Katie Kaukinen, associate professor, School of Public Affairs, will be the principal investigator of a $499,645 grant from the U.S. Department of Justice to develop programs that protect students from victimization and build healthy relationships.
“We envision a broad-based team of professionals at both colleges and within the Colorado Springs community to connect with students where they are in their lives,” Kaukinen explained. “Both genders will be involved as we try to teach fundamentals such as anger management and healthy relationships as well as how to recognize when intervention is necessary.”
Kaukinen envisions a team of experts in fields ranging from psychology, nursing, law enforcement and student life at both PPCC and UCCS joining together in early 2011 to develop programming that meets the needs of the student bodies at both campuses. The programs will go into place by fall 2011.

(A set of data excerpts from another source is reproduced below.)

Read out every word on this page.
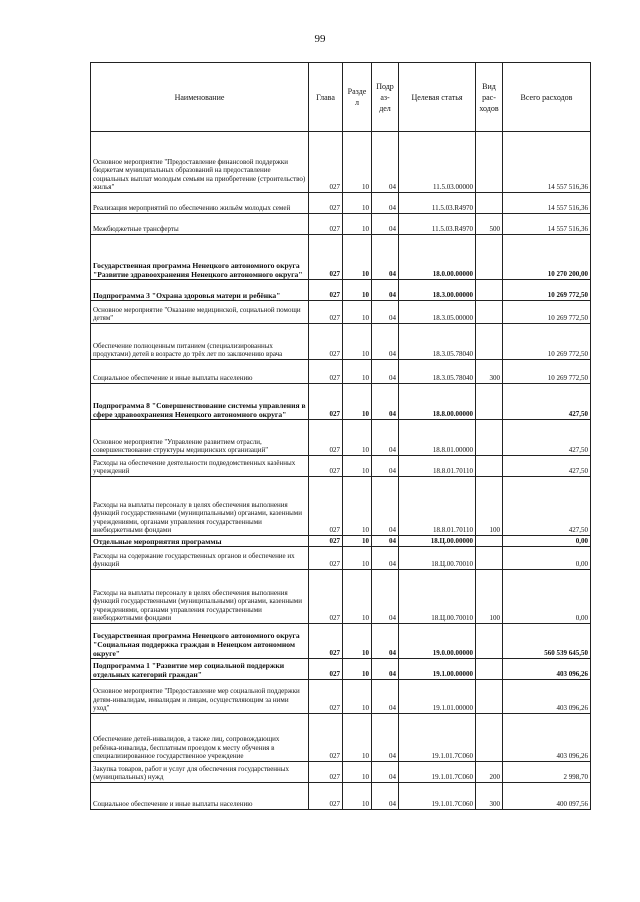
99
Наименование	Глава	Разде л	Подр аз- дел	Целевая статья	Вид рас- ходов	Всего расходов
Основное мероприятие "Предоставление финансовой поддержки бюджетам муниципальных образований на предоставление социальных выплат молодым семьям на приобретение (строительство) жилья"	027	10	04	11.5.03.00000		14 557 516,36
Реализация мероприятий по обеспечению жильём молодых семей	027	10	04	11.5.03.R4970		14 557 516,36
Межбюджетные трансферты	027	10	04	11.5.03.R4970	500	14 557 516,36
Государственная программа Ненецкого автономного округа "Развитие здравоохранения Ненецкого автономного округа"	027	10	04	18.0.00.00000		10 270 200,00
Подпрограмма 3 "Охрана здоровья матери и ребёнка"	027	10	04	18.3.00.00000		10 269 772,50
Основное мероприятие "Оказание медицинской, социальной помощи детям"	027	10	04	18.3.05.00000		10 269 772,50
Обеспечение полноценным питанием (специализированных продуктами) детей в возрасте до трёх лет по заключению врача	027	10	04	18.3.05.78040		10 269 772,50
Социальное обеспечение и иные выплаты населению	027	10	04	18.3.05.78040	300	10 269 772,50
Подпрограмма 8 "Совершенствование системы управления в сфере здравоохранения Ненецкого автономного округа"	027	10	04	18.8.00.00000		427,50
Основное мероприятие "Управление развитием отрасли, совершенствование структуры медицинских организаций"	027	10	04	18.8.01.00000		427,50
Расходы на обеспечение деятельности подведомственных казённых учреждений	027	10	04	18.8.01.70110		427,50
Расходы на выплаты персоналу в целях обеспечения выполнения функций государственными (муниципальными) органами, казенными учреждениями, органами управления государственными внебюджетными фондами	027	10	04	18.8.01.70110	100	427,50
Отдельные мероприятия программы	027	10	04	18.Ц.00.00000		0,00
Расходы на содержание государственных органов и обеспечение их функций	027	10	04	18.Ц.00.70010		0,00
Расходы на выплаты персоналу в целях обеспечения выполнения функций государственными (муниципальными) органами, казенными учреждениями, органами управления государственными внебюджетными фондами	027	10	04	18.Ц.00.70010	100	0,00
Государственная программа Ненецкого автономного округа "Социальная поддержка граждан в Ненецком автономном округе"	027	10	04	19.0.00.00000		560 539 645,50
Подпрограмма 1 "Развитие мер социальной поддержки отдельных категорий граждан"	027	10	04	19.1.00.00000		403 096,26
Основное мероприятие "Предоставление мер социальной поддержки детям-инвалидам, инвалидам и лицам, осуществляющим за ними уход"	027	10	04	19.1.01.00000		403 096,26
Обеспечение детей-инвалидов, а также лиц, сопровождающих ребёнка-инвалида, бесплатным проездом к месту обучения в специализированное государственное учреждение	027	10	04	19.1.01.7С060		403 096,26
Закупка товаров, работ и услуг для обеспечения государственных (муниципальных) нужд	027	10	04	19.1.01.7С060	200	2 998,70
Социальное обеспечение и иные выплаты населению	027	10	04	19.1.01.7С060	300	400 097,56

For example, Kaukinen envisions different presentations for traditional-age college students that focus on issues such as dating violence, sexual assault and healthy intimate relationships. In contrast, non-traditional age college students might receive information on recognizing spouse or domestic partner violence and how to cope with it, including what community resources are available.
But Kaukinen is quick to emphasize her goal is not only to prevent crime but to give students counsel about how to prevent problems, a message that is directed at both men and women.
“For a younger student, we might want to talk about how to handle breaking up a dating relationship with someone who lives in the same dorm and you’re going to see regularly,” Kaukinen said. “That kind of thing is going to happen and we need to prepare young people with how to deal with it. Or, maybe we’ll talk about what constitutes stalking and have a discussion about controlling behaviors.”
While still in the planning stages, Kaukinen envisions presentations for all new UCCS freshmen and transfer students, training students for careers as victim advocates, teaching students to look out for each other, and improving understanding of what constitutes stalking.
“I foresee opportunities for graduate students in psychology, criminal justice or other related programs to complete internships with TESSA and to have true professional experiences that could lead to careers,” Kaukinen said. “At the same time, I hope to create an environment where we teach students to recognize signs of dating and intimate partner violence and create a culture where they can help a roommate or classmate to get assistance.”
Kaukinen foresees working with both PPCC and UCCS campus police officers to teach them how to help sexual assault victims and specific procedures about conducting domestic violence investigations including response to trauma, procedures for evidence gathering, and knowing resources available on- and off-campus.
“I’m excited about working with colleagues and recognized experts from across the UCCS campus, at Pikes Peak Community College, and in our community,” Kaukinen said. “Domestic violence knows no boundaries. Neither should we.”